Na fundamentação do seu acórdão, o Tribunal recorrido chegou a afirmar (ora concretamente a fl. 621v a 622 dos autos) que:
– tendo em conta a quantidade de referência de uso diário estipulada pela Lei n.o 17/2009 para a Metanfetamina (quantidade diária essa que é de 0,2 grama), os 8,281 gramas líquidos de Metanfetamina, detidos conjuntamente pelas duas arguidas, já constituem quantidade necessária ao consumo por 41 dias. Contudo, como não se conseguiu apurar qual a quantidade concreta desses gramas é que se destinou ao fornecimento a outrem, assim, por força do princípio de in dubio pro reo, é de considerar que a parte destinada ao fornecimento a outrem é de quantidade diminuta;
– considerando a gravidade dos actos criminais do caso dos autos e as necessidades de prevenção criminal, a multa não consegue prosseguir de modo adequado as finalidades da punição, pelo que é de impor a pena de prisão.

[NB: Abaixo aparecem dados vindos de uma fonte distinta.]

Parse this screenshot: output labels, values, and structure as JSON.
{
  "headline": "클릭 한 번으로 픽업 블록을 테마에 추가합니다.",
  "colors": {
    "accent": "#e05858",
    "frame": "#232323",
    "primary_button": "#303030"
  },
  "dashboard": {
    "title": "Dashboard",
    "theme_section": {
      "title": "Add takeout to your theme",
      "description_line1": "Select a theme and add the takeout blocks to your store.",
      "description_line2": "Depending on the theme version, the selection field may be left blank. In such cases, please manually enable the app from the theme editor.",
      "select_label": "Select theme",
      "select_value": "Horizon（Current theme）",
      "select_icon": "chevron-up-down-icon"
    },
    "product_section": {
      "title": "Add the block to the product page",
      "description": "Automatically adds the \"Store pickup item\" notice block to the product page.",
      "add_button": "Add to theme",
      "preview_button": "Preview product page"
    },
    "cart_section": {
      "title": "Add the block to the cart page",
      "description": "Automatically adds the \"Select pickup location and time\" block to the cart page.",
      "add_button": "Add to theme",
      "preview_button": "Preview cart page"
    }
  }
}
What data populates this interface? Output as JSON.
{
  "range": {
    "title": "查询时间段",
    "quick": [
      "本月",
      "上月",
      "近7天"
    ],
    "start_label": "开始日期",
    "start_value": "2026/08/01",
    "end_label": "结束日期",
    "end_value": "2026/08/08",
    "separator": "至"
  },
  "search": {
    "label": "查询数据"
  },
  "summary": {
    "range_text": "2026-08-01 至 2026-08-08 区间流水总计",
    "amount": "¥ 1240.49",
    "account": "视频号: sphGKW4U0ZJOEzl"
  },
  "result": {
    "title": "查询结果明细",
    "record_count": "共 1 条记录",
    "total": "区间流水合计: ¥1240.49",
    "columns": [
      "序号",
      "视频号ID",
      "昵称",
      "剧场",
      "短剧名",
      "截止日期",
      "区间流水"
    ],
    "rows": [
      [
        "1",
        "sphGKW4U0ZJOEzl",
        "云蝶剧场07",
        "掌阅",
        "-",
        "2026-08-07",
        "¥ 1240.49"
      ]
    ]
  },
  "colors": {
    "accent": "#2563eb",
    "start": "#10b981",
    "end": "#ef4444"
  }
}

Do exame dos autos, sabe-se também que a 2.a arguida foi julgada à revelia.
III – FUNDAMENTAÇÃO JURÍDICA
De antemão, é de notar que mesmo em processo penal, e com excepção da matéria de conhecimento oficioso, ao tribunal de recurso cumpre resolver só as questões material e concretamente alegadas na motivação do recurso e ao mesmo tempo devidamente delimitadas nas conclusões da mesma, e já não responder a toda e qualquer razão aduzida pela parte recorrente para sustentar a procedência das suas questões colocadas (nesse sentido, cfr., de entre muitos outros, os acórdãos do TSI, de 7 de Dezembro de 2000 no Processo n.o 130/2000, de 3 de Maio de 2001 no Processo n.o 18/2001, e de 17 de Maio de 2001 no Processo n.o 63/2001).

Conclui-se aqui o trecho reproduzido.